From an anthropological perspective (I can’t help it! Like Jersey Shore and the early era of Survivor, it’s RIVETING!), it’s a fascinating study in how people will act and what they will choose to value once the physical realities and barriers that govern their 3D lives are largely removed. But from a personal perspective, I just don’t get it. The SIMS provided the occasional thrill of allowing me to design a house to a scale that I will likely never be able (or desire) to actualize in real life. But Second Life? I just couldn’t get into it. Partially because if I’m going to take the time to interact in a fake world, I want the people I’m interacting with to be fake, too, and of my own construction (the remnant of those passive aggressively-motivated SIMS characters, perhaps?). Partially because as I was playing, I was thinking of all the things I would rather be doing in my First Life (e.g. watching Grizzly Man. Or eating Hint of Lime Tostitos. Or counting the number of people on M Street who walk by wearing the same outfit over the course of an hour.).

A random selection of things that boggle my mind:

  • That people will pay real money to receive a weekly stipend of fake money.
  • The fact that Linden Lab, the creator of Second Life, deals with protests from parents players that they cannot cohabitate/integrate with their teenage children who have recently be transferred from the teen grid to the adult grid upon turning 18 says it all. You can’t coexist with the fake version of your own kid in your fake world when you’ve spent the last 18 real years of you real life really living in the same real house with the real them?
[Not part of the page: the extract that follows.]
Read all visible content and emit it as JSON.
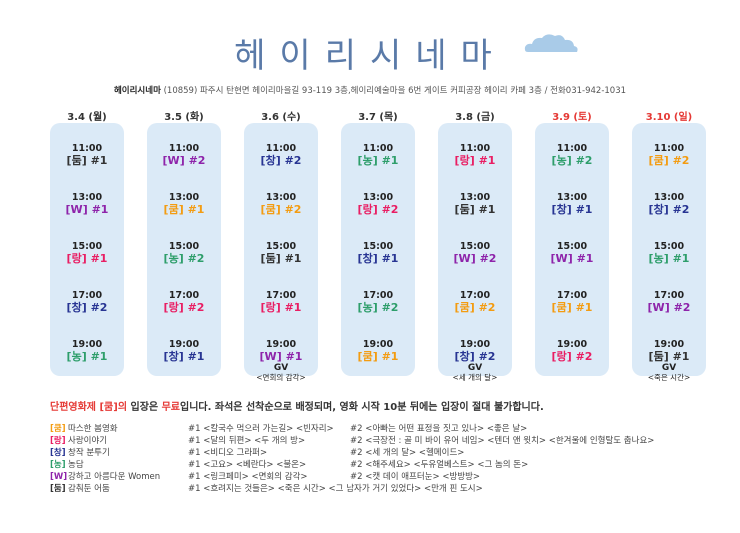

Interesting.

This indicates to me that many players, perhaps especially adults, are approaching Second Life – as Second Chance. Entertainment not just as escapism, but an opportunity to make different choices or be someone else — Self 2.0. Like the movies once provided a welcome escape from the national environment of war, social upheaval, etc., perhaps online gaming is providing an escape from the often unimaginative real world – a world in which unemployment is the word of the day, and employment often connotes a situation not all that much more desirable.

All this to say: It’s so typical that my first response to any techno-phenomenon be ¿cuál es éste, y porqué? Though proficient at using the internet, I struggle with understanding and valuing many of the things that make the experience so rich for others. Which is why I am so excited for our class tomorrow night. I am eager to learn more about the whole phenomenon of online gaming from someone who understands its facets better than I do. And maybe, just maybe, prompt me to give Second Life a second chance, if only to more effectively seek out the avatars of my real-life nemeses and cause some social upheaval… Kidding. Kind of.